500 watts is a rating thats given for something like 80% capacity due to temperature. The actualy device might be a 550watt or so, lol.
no. please go do some research on PSUs and how they operate before you give advice.
the power rating has nothing to do with x capacity due to heat. a 500w PSU will put out 500W however most power supply companies rate the PSU wattage at PEAK power which is the max amount of power it will put out. some companies like PC Power & Cooling rate PSU at CONTINUOUS power (the amount of power used in normal operation) you will hit peak power depending on the system config and what you are doing such as extreme gaming or other graphics work.
your thinking about the efficieny rating, if a PSU is rated 80% efficient it merely means that 80% of the power coming into the PSU from the wall will be coverted to watts and then amps for power out put. the remaining 20% is lost to heat in the process.
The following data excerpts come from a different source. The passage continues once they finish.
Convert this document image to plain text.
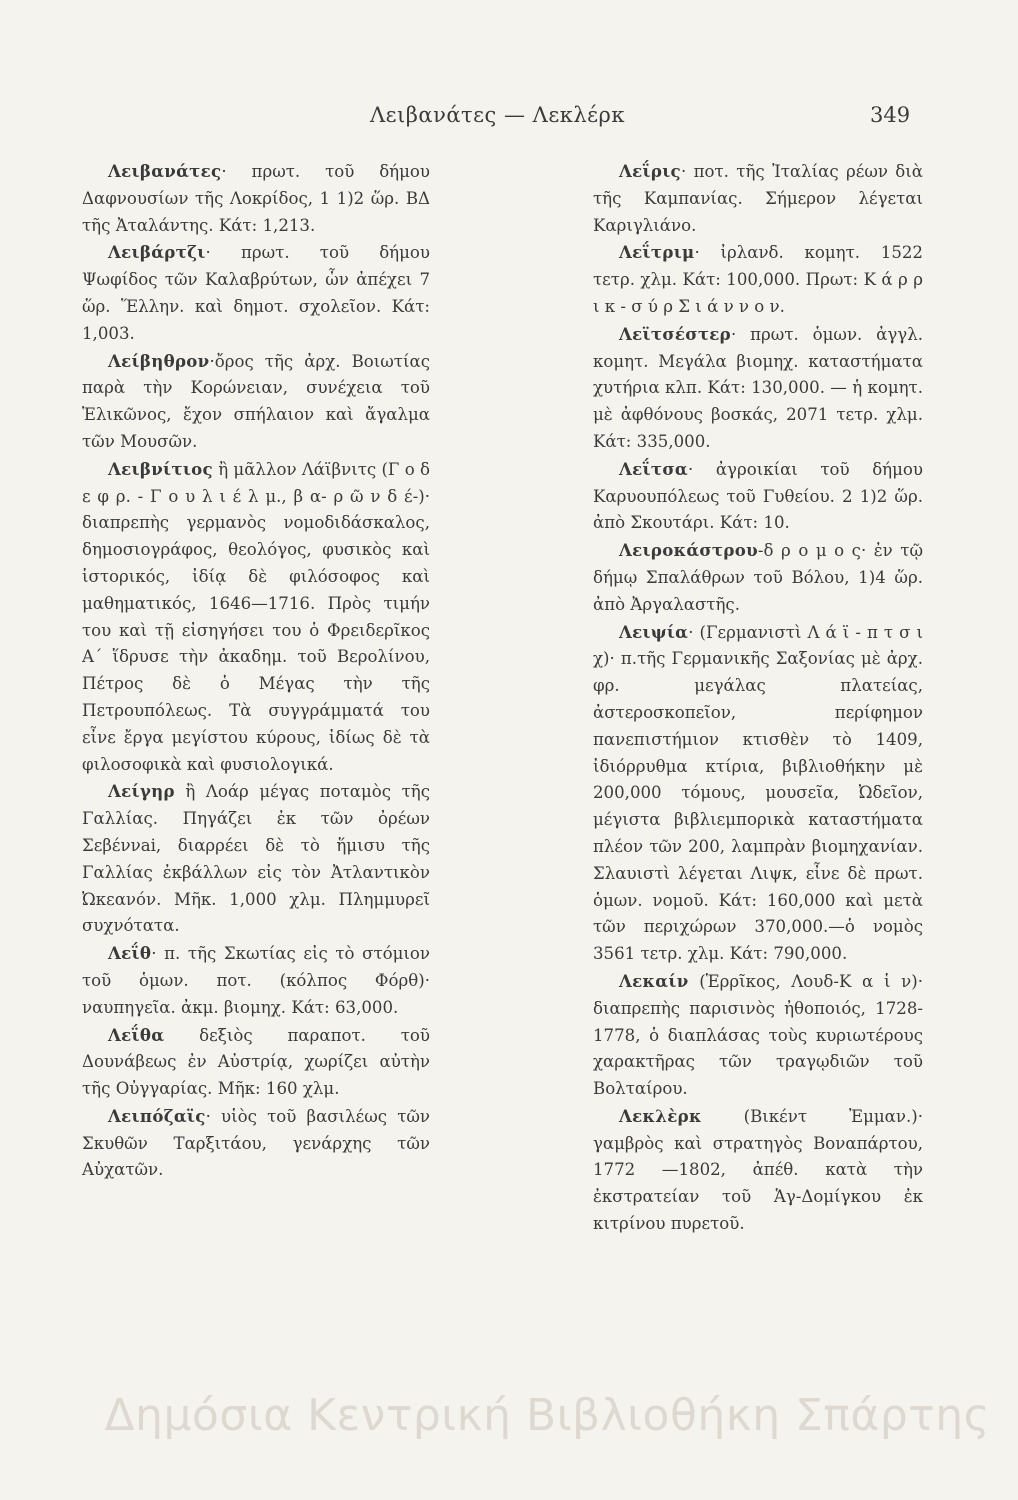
Λειβανάτες — Λεκλέρκ	349

Λειβανάτες· πρωτ. τοῦ δήμου Δαφνουσίων τῆς Λοκρίδος, 1 1)2 ὥρ. ΒΔ τῆς Ἀταλάντης. Κάτ: 1,213.

Λειβάρτζι· πρωτ. τοῦ δήμου Ψωφίδος τῶν Καλαβρύτων, ὧν ἀπέχει 7 ὥρ. Ἕλλην. καὶ δημοτ. σχολεῖον. Κάτ: 1,003.

Λείβηθρον·ὄρος τῆς ἀρχ. Βοιωτίας παρὰ τὴν Κορώνειαν, συνέχεια τοῦ Ἑλικῶνος, ἔχον σπήλαιον καὶ ἄγαλμα τῶν Μουσῶν.

Λειβνίτιος ἢ μᾶλλον Λάϊβνιτς (Γ ο δ ε φ ρ. - Γ ο υ λ ι έ λ μ., β α- ρ ῶ ν δ έ-)· διαπρεπὴς γερμανὸς νομοδιδάσκαλος, δημοσιογράφος, θεολόγος, φυσικὸς καὶ ἱστορικός, ἰδίᾳ δὲ φιλόσοφος καὶ μαθηματικός, 1646—1716. Πρὸς τιμήν του καὶ τῇ εἰσηγήσει του ὁ Φρειδερῖκος Α΄ ἵδρυσε τὴν ἀκαδημ. τοῦ Βερολίνου, Πέτρος δὲ ὁ Μέγας τὴν τῆς Πετρουπόλεως. Τὰ συγγράμματά του εἶνε ἔργα μεγίστου κύρους, ἰδίως δὲ τὰ φιλοσοφικὰ καὶ φυσιολογικά.

Λείγηρ ἢ Λοάρ μέγας ποταμὸς τῆς Γαλλίας. Πηγάζει ἐκ τῶν ὀρέων Σεβέννai, διαρρέει δὲ τὸ ἥμισυ τῆς Γαλλίας ἐκβάλλων εἰς τὸν Ἀτλαντικὸν Ὠκεανόν. Μῆκ. 1,000 χλμ. Πλημμυρεῖ συχνότατα.

Λεΐθ· π. τῆς Σκωτίας εἰς τὸ στόμιον τοῦ ὁμων. ποτ. (κόλπος Φόρθ)· ναυπηγεῖα. ἀκμ. βιομηχ. Κάτ: 63,000.

Λεΐθα δεξιὸς παραποτ. τοῦ Δουνάβεως ἐν Αὐστρίᾳ, χωρίζει αὐτὴν τῆς Οὐγγαρίας. Μῆκ: 160 χλμ.

Λειπόζαϊς· υἱὸς τοῦ βασιλέως τῶν Σκυθῶν Ταρξιτάου, γενάρχης τῶν Αὐχατῶν.

Λεΐρις· ποτ. τῆς Ἰταλίας ρέων διὰ τῆς Καμπανίας. Σήμερον λέγεται Καριγλιάνο.

Λεΐτριμ· ἰρλανδ. κομητ. 1522 τετρ. χλμ. Κάτ: 100,000. Πρωτ: Κ ά ρ ρ ι κ - σ ύ ρ Σ ι ά ν ν ο ν.

Λεϊτσέστερ· πρωτ. ὁμων. ἀγγλ. κομητ. Μεγάλα βιομηχ. καταστήματα χυτήρια κλπ. Κάτ: 130,000. — ἡ κομητ. μὲ ἀφθόνους βοσκάς, 2071 τετρ. χλμ. Κάτ: 335,000.

Λεΐτσα· ἀγροικίαι τοῦ δήμου Καρυουπόλεως τοῦ Γυθείου. 2 1)2 ὥρ. ἀπὸ Σκουτάρι. Κάτ: 10.

Λειροκάστρου-δ ρ ο μ ο ς· ἐν τῷ δήμῳ Σπαλάθρων τοῦ Βόλου, 1)4 ὥρ. ἀπὸ Ἀργαλαστῆς.

Λειψία· (Γερμανιστὶ Λ ά ϊ - π τ σ ι χ)· π.τῆς Γερμανικῆς Σαξονίας μὲ ἀρχ. φρ. μεγάλας πλατείας, ἀστεροσκοπεῖον, περίφημον πανεπιστήμιον κτισθὲν τὸ 1409, ἰδιόρρυθμα κτίρια, βιβλιοθήκην μὲ 200,000 τόμους, μουσεῖα, Ὠδεῖον, μέγιστα βιβλιεμπορικὰ καταστήματα πλέον τῶν 200, λαμπρὰν βιομηχανίαν. Σλαυιστὶ λέγεται Λιψκ, εἶνε δὲ πρωτ. ὁμων. νομοῦ. Κάτ: 160,000 καὶ μετὰ τῶν περιχώρων 370,000.—ὁ νομὸς 3561 τετρ. χλμ. Κάτ: 790,000.

Λεκαίν (Ἑρρῖκος, Λουδ-Κ α ἱ ν)· διαπρεπὴς παρισινὸς ἠθοποιός, 1728-1778, ὁ διαπλάσας τοὺς κυριωτέρους χαρακτῆρας τῶν τραγῳδιῶν τοῦ Βολταίρου.

Λεκλὲρκ (Βικέντ Ἐμμαν.)· γαμβρὸς καὶ στρατηγὸς Βοναπάρτου, 1772 —1802, ἀπέθ. κατὰ τὴν ἐκστρατείαν τοῦ Ἁγ-Δομίγκου ἐκ κιτρίνου πυρετοῦ.

Δημόσια Κεντρική Βιβλιοθήκη Σπάρτης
It has NOTHING to do with the wattage rating of the PSU. another factor of the efficiency rating is the temp it is rated at. a PSU rated 80% efficient at 25C is garbage because your PSU will be above 25C 10 seconds after power on. what you want to look for is an efficiency rating that was taken at 40-50C which is the average operating temp of a PSU.
the efficiency of a PSU can come in to play for the life of the PSU and how soon it loses output ability, as well the size of the PSU can play also. if you have a low efficiency PSU it will run hotter, likewise running a PSU that is just barely large enough for your system can hurt in the long run. yes it will run the system now, BUT, if you do a lot of extreme stuff and run that PSU at PEAK or close to peak power a lot it will run hotter.
all that heat will speed up the pace at which the PSU loses output ability.
the best advice is to run a PSU a little larger than you need. such as if you NEED 500W 35A, run something like 650W 40A+, this will allow you to stay out of peak power more and keep heat down. which in turn will slow the rate that the PSU dies (loses power output)
the PSU is the most important component. run one too small or too old and you WILL eventually fry components due to lack of power.